Supporters also noted that a similar proposal has been submitted in Congress which, if it's enacted, would automatically affect Maryland. But the General Assembly should pass the Haines bill anyway, they said.
"If something is done on the federal level, that's great," Senator Haines said. "But I'd not like to see this bill be contingent on that."
In the fiscal note provided to the senators, state Department of Fiscal Services analysts said the provisions of the Haines bill would cost Maryland about $55.5 million in general fund revenue during fiscal year 1996 and $38.1 million in fiscal year 1997.
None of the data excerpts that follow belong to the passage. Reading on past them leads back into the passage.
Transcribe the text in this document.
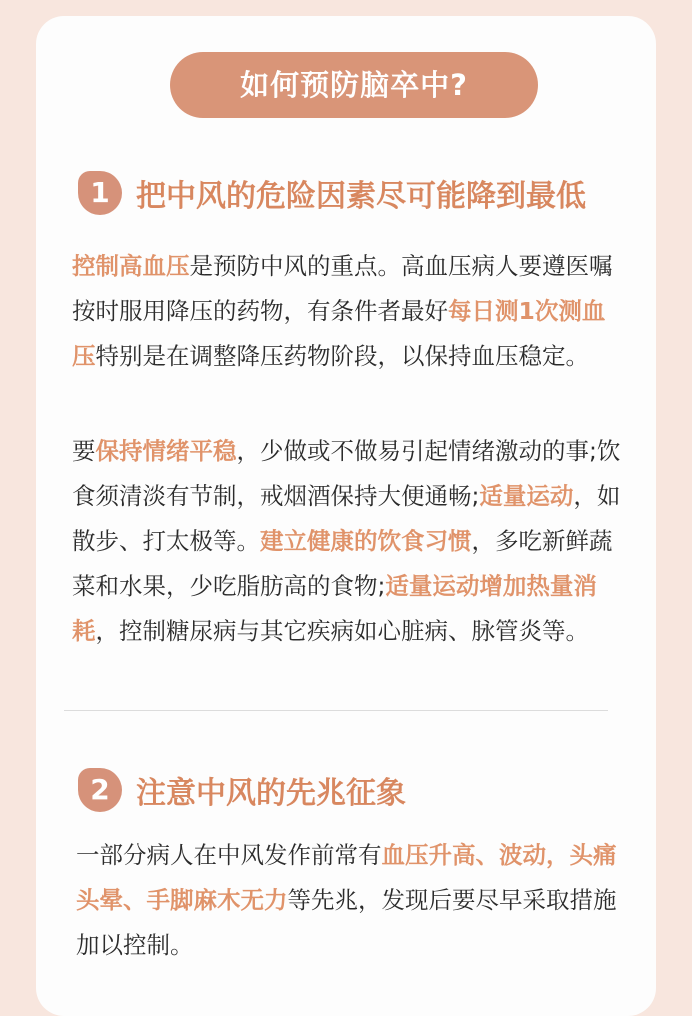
如何预防脑卒中?
1 把中风的危险因素尽可能降到最低

控制高血压是预防中风的重点。高血压病人要遵医嘱按时服用降压的药物，有条件者最好每日测1次测血压特别是在调整降压药物阶段，以保持血压稳定。

要保持情绪平稳，少做或不做易引起情绪激动的事;饮食须清淡有节制，戒烟酒保持大便通畅;适量运动，如散步、打太极等。建立健康的饮食习惯，多吃新鲜蔬菜和水果，少吃脂肪高的食物;适量运动增加热量消耗，控制糖尿病与其它疾病如心脏病、脉管炎等。

2 注意中风的先兆征象

一部分病人在中风发作前常有血压升高、波动，头痛头晕、手脚麻木无力等先兆，发现后要尽早采取措施加以控制。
During those same years, several state special funds that depend on corporate income tax revenues would lose $123,300 in fiscal 1996 and $162,200 in fiscal 1997, analysts said.
In contrast, a similar bill submitted by Senator Haines last year -- which would have reduced all personal and corporate capital gains taxes by 50 percent -- would have cost Maryland $63.5 million in general fund revenues and $4.4 million in money to the Transportation Trust Fund.
The bill was killed by the Budget and Taxation Committee.
In a related area, Sen. Timothy R. Ferguson of Taylorsville yesterday withdrew his bill to eliminated the capital gains tax.
That bill had been co-sponsored by Sen. Richard Colburn, who represents four Eastern Shore counties, and Sen. Jean W. Roesser of Montgomery County. All three legislators are Republicans who are new to the Senate this year.
"The bill was [dead on arrival] anyway," Senator Ferguson said, noting that a proposal he submitted exempting certain organizations from paying taxes on soft drinks already has been killed by the committee.
The committee also is considering several "Republican contract" bills submitted by the minority leadership that deal with reducing personal taxes, he said.
"It's more important that the battle stay focused on personal taxes and away from business taxes this year," Senator Ferguson said.